Warum das Buch "Hals über Kopf" heißt, bleibt rätselhaft. Die Redewendung bedeutet so viel wie "hastig, überstürzt, planlos", und das hat mit dem Inhalt – der Physik des menschlichen Körpers – reichlich wenig zu tun. Der Titel der englischen Originalausgabe, "Physics of the Human Body", beschreibt viel treffender, worum es in dem Werk eigentlich geht.

Autor Richard P. McCall arbeitet als Professor für Physik am St. Louis College of Pharmacy im US-Bundesstaat Missouri. Mit seinem Buch wendet er sich an Schüler, Studenten und Mitarbeiter im Gesundheitswesen. Um einen möglichst hohen Grad an Verständlichkeit zu erreichen, hält sich McCall bei fachlichen Details zurück, bringt nur die nötigsten Formeln und beschränkt sich beim Darstellen komplexer Zusammenhänge auf ein Minimum.

Das Themenspektrum entspricht einer klassischen Einführung in die Biophysik. McCall widmet sich unter anderem den Bewegungen des menschlichen Körpers und den Kräften und Drehmomenten, die dabei wirken.
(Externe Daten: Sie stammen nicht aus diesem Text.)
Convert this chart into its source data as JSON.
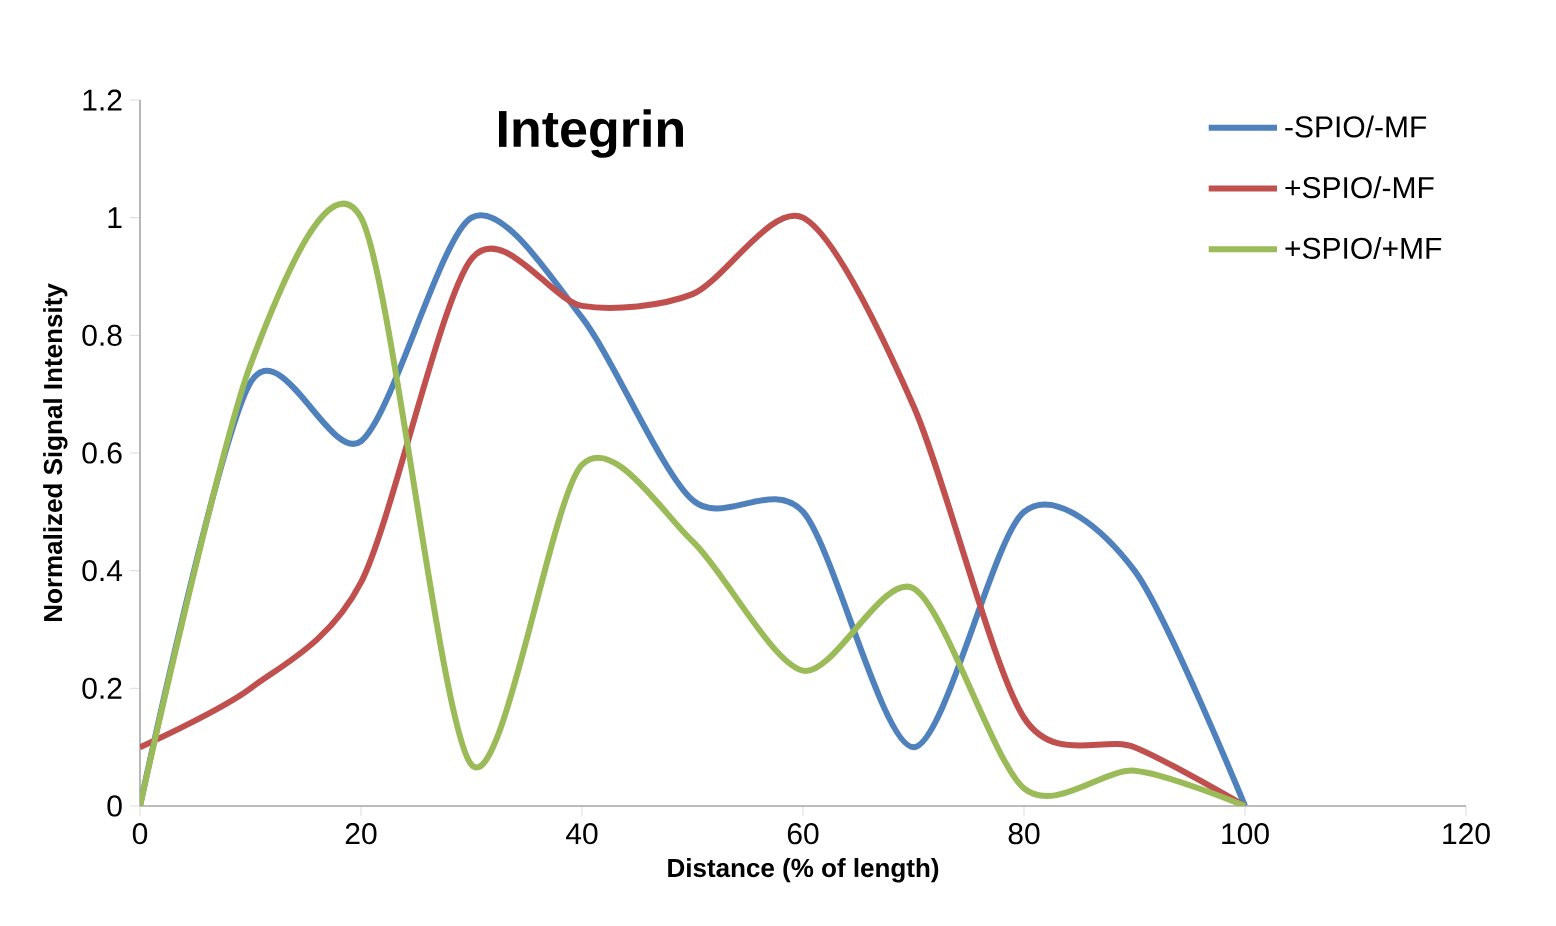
{
  "chart_data": {
    "type": "line",
    "title": "Integrin",
    "xlabel": "Distance (% of length)",
    "ylabel": "Normalized Signal Intensity",
    "x": [
      0,
      10,
      20,
      30,
      40,
      50,
      60,
      70,
      80,
      90,
      100
    ],
    "series": [
      {
        "name": "-SPIO/-MF",
        "color": "#4f81bd",
        "values": [
          0,
          0.72,
          0.62,
          1.0,
          0.83,
          0.52,
          0.5,
          0.1,
          0.5,
          0.4,
          0
        ]
      },
      {
        "name": "+SPIO/-MF",
        "color": "#c0504d",
        "values": [
          0.1,
          0.2,
          0.38,
          0.93,
          0.85,
          0.87,
          1.0,
          0.68,
          0.15,
          0.1,
          0
        ]
      },
      {
        "name": "+SPIO/+MF",
        "color": "#9bbb59",
        "values": [
          0,
          0.75,
          1.0,
          0.07,
          0.58,
          0.45,
          0.23,
          0.37,
          0.03,
          0.06,
          0
        ]
      }
    ],
    "xlim": [
      0,
      120
    ],
    "xticks": [
      0,
      20,
      40,
      60,
      80,
      100,
      120
    ],
    "ylim": [
      0,
      1.2
    ],
    "yticks": [
      0,
      0.2,
      0.4,
      0.6,
      0.8,
      1,
      1.2
    ],
    "grid": false,
    "legend": "top right",
    "marker": "none",
    "line_style": "solid"
  }
}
So erfährt der Leser, warum es besser ist, schwere Lasten aus der Hocke zu heben statt aus einer nach vorn gebeugten Haltung. Der Autor beschreibt auch Strömungen und Druckverhältnisse in den Organen, etwa den Blutkreislauf. Es dürfte viele Leser überraschen, dass man ein Blutgefäß nur um zehn Prozent seines Durchmessers weiten muss, um beinahe 50 Prozent mehr Blut durchzulassen. Ferner befasst sich der Physikprofessor mit den elektrischen Eigenschaften des Körpers, mit der elektrischen Signalweiterleitung entlang den Nerven und mit der Optik des Auges. Die Akustik des Sprechens und Hörens, die biologischen Auswirkungen von Kernstrahlung und die Verweildauer von Medikamenten im Körper runden sein Werk ab.

Wer an biophysikalischen Themen interessiert ist und sich eine leicht verständliche, sachliche Darstellung wünscht, wäre mit diesem Buch eigentlich gut beraten. Die minimalistischen Erläuterungen, die einfachen Abbildungen und die gut nachvollziehbaren Rechenbeispiele sind an sich sehr einsteigerfreundlich. Leider enthält das Buch jedoch zahlreiche Fehler, möglicherweise infolge der Übersetzung aus dem Amerikanischen ins Deutsche.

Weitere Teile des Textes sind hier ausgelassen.